Сив втянул еще более голову, съежился и без ответа отвел свои бегающие глаза. Но когда я уходил от него и внезапно оглянулся, то испугался его взгляда, полного смертельной ненависти ко мне. Итак, Сив — мой враг, враг насмерть. Необходимо быть настороже. Я не боюсь его, но хорошо знаю, что придется считаться с таким коварным противником. Впрочем, у меня есть союзник. Этот союзник — Гуски.
Я уже давно заметил, что собака инстинктивно ненавидит Сива. Это можно использовать. Несколько раз Гуски отчаянно нападал на Сива и оставлял его лишь по приказанию своей госпожи.
Сив хорошо знал, что собака перегрызла бы ему горло, если бы он позволил себе в ее присутствии коснуться Надежды. Но как раз в то время собака была заперта — случайно ли? — в другом купе.
Я чувствую себя взволнованным, и мне хочется увидеть Надежду. Она уже вполне успокоилась и приветливо улыбается мне.
Весь день пасмурно. Петер Гальберг в полдень не смог выполнить обычных измерений. Я заметил, что милый Петер в последнее время задумчив. Он совершенно сторонится общества и только возится со своей машиной. Если его спрашивают, что с ним, отвечает уклончиво. Но все же он не может желать большего успеха, чем тот, какого уже достиг со своим снегоходом.
В разговоре он высказался как-то:
— Сегодня ночью мне снился мой родной город Рённе… Я видел свою мать всю в слезах. — Его глаза с тоскливой задумчивостью глядели вдаль. Может быть, это было предчувствие несчастья…
Однажды я изучал в купе карты, когда услышал выстрел. На этих морозных высотах он разнесся с необыкновенною силой. Я поспешно выскочил вон.
Бесконечная снежная равнина утопала в кровавом свете огненных туч, из которых выглядывал оранжевый лик солнца. В этом магическом свете я увидел косматую фигуру, исполняющую, несмотря на сильный мороз, в сугробе настоящий медвежий танец. Фигура махала ружьем. А потом послышался голос, знакомый голос Фелисьена, в бесконечных вариациях повторяющий памятные слова: «Ура! Замечательный выстрел! Да здравствует Алексей Платонович! Ура!»
— Что с тобою, несчастный? — бросился я к нему с вопросом. Фелисьен перестал прыгать, принял комическую позу и поглядел на меня с гордым видом.
— Что? А вот что! — выдохнувши столб пара, крикнул он. — Я только что сделал первый выстрел в этой отвратительной пустыне. Что ты на это скажешь? Вон лежит! Ворон, ворона, грач — как хочешь! Это все равно. Но я думаю, что птица принесла нам визитную карточку Алексея Платоновича!
На снегу действительно лежал подстреленный ворон. Фелисьен стал героем дня.
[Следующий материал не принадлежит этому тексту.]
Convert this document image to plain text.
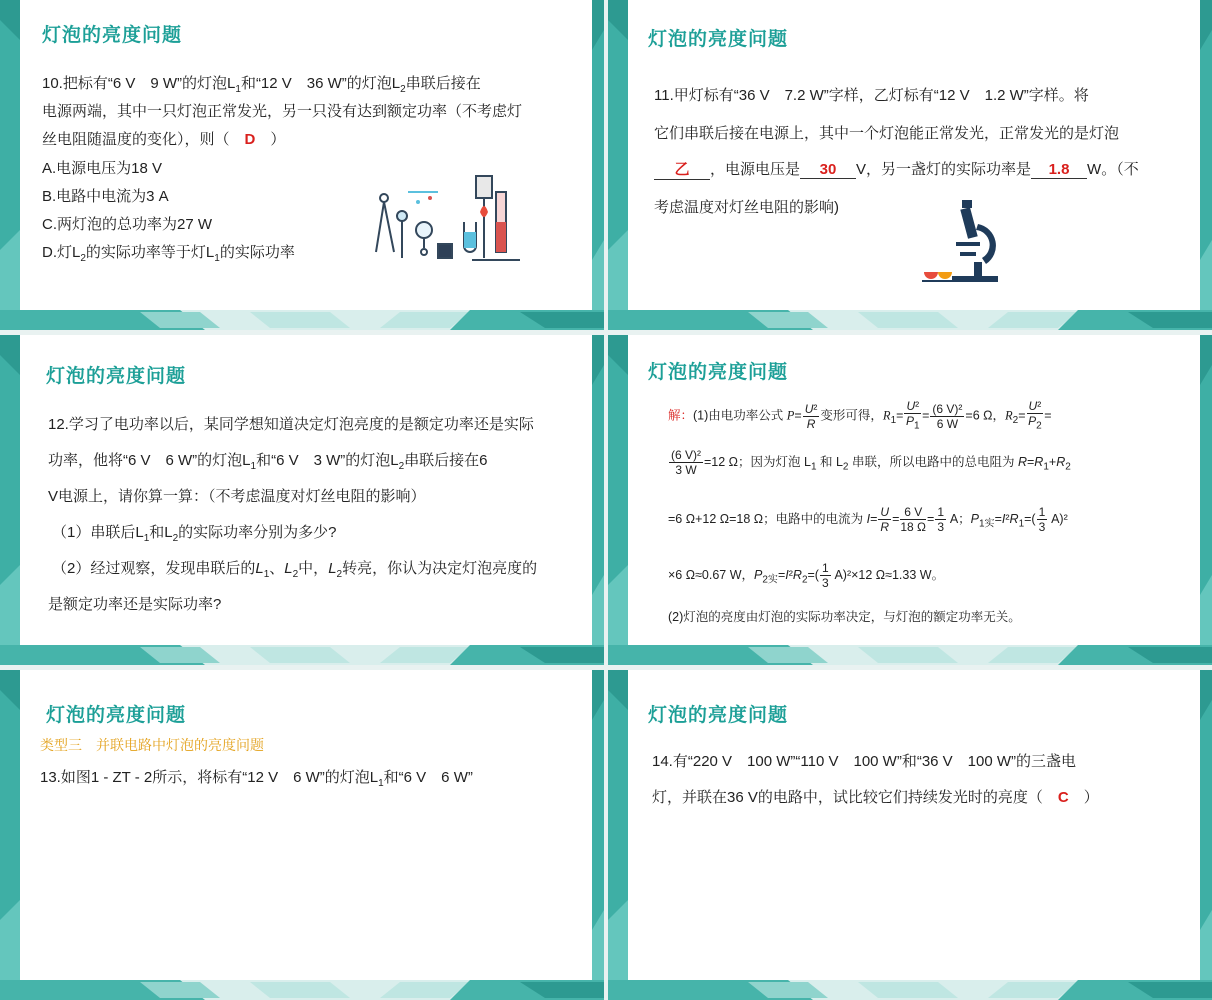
灯泡的亮度问题
10.把标有“6 V　9 W”的灯泡$L_1$和“12 V　36 W”的灯泡$L_2$串联后接在
电源两端，其中一只灯泡正常发光，另一只没有达到额定功率（不考虑灯
丝电阻随温度的变化），则（　 D　）
A.电源电压为18 V
B.电路中电流为3 A
C.两灯泡的总功率为27 W
D.灯$L_2$的实际功率等于灯$L_1$的实际功率
灯泡的亮度问题
11.甲灯标有“36 V　7.2 W”字样，乙灯标有“12 V　1.2 W”字样。将
它们串联后接在电源上，其中一个灯泡能正常发光，正常发光的是灯泡
乙 ，电源电压是 30 V，另一盏灯的实际功率是 1.8 W。（不
考虑温度对灯丝电阻的影响)
灯泡的亮度问题
12.学习了电功率以后，某同学想知道决定灯泡亮度的是额定功率还是实际
功率，他将“6 V　6 W”的灯泡$L_1$和“6 V　3 W”的灯泡$L_2$串联后接在6
V电源上，请你算一算：（不考虑温度对灯丝电阻的影响）
（1）串联后$L_1$和$L_2$的实际功率分别为多少?
（2）经过观察，发现串联后的$L_1$、$L_2$中，$L_2$转亮，你认为决定灯泡亮度的
是额定功率还是实际功率?
灯泡的亮度问题
解：(1)由电功率公式 $P= \frac{\text{U²}}{R}$ 变形可得，$R_1= \frac{\text{U²}}{P_1} = \frac{\text{(6 V)²}}{6 W} =6$ Ω，$R_2= \frac{\text{U²}}{P_2}$ =
$\frac{\text{(6 V)²}}{3 W} =12$ Ω；因为灯泡 $L_1$ 和 $L_2$ 串联，所以电路中的总电阻为 $R=R_1+R_2$
=6 Ω+12 Ω=18 Ω；电路中的电流为 $I= \frac{U}{R} = \frac{6 V}{18 \Omega} = \frac{1}{3}$ A；$P_{1实}=I^2R_1=( \frac{1}{3} A)^2$
×6 Ω≈0.67 W，$P_{2实}=I^2R_2=( \frac{1}{3} A)^2\times 12$ Ω≈1.33 W。
(2)灯泡的亮度由灯泡的实际功率决定，与灯泡的额定功率无关。
灯泡的亮度问题
类型三　并联电路中灯泡的亮度问题
13.如图1 - ZT - 2所示，将标有“12 V　6 W”的灯泡$L_1$和“6 V　6 W”
灯泡的亮度问题
14.有“220 V　100 W”“110 V　100 W”和“36 V　100 W”的三盏电
灯，并联在36 V的电路中，试比较它们持续发光时的亮度（　 C　）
Случайно он увидел низко летящую черную птицу, которая напрасно старалась мощными ударами крыльев бороться с сильным ветром. Фелисьен бросился к саням за ружьем и выстрелом сшиб ворона на снег. Очевидно, птицу занесло ветром с северо-востока.
Вряд ли она прилетела с самого восточного берега. Я сомневаюсь в этом. Как бы то ни было, внезапное появление этого живого существа среди мертвой пустыни, придало нам новые силы. Так может быть, гипотеза о свободной ото льда центральной части Гренландии окажется правдой! Надежда, упавшая духом за последние печальные дни, казалось, ожила.
Через несколько минут палатки были собраны. Мы вскочили в машину и, размахивая флагами, с криками «ура» оставили памятное становище. Теперь мы верили в успех экспедиции.
Я долго размышлял об электрической буре, которая пролетела вчера над ледяной стрелой. Где она возникла? Я не верю, что на ледниках. Буйная фантазия рисует у меня перед глазами странные картины. Насколько превзошла их, однако, действительность!
XII
Мы в тумане. Уже вчера вечером стоял он грозной стеной, словно поджидая нас, на восточном горизонте. Теперь он пал на нас Плотная, ледяная, серая пелена кругом. Может быть, это облако? Этот туман прямо-таки обволакивает нас. Ничего, кроме серой, влажной, тяжелой пелены, и невозможность видеть дальше нескольких шагов. Жуткое чувство овладевает всеми нами. Что находится впереди?
Что касается меня, то невероятная тревога душит меня, как кошмар. В голове засело какое-то навязчивое видение, как я лечу в неожиданно появившуюся пропасть.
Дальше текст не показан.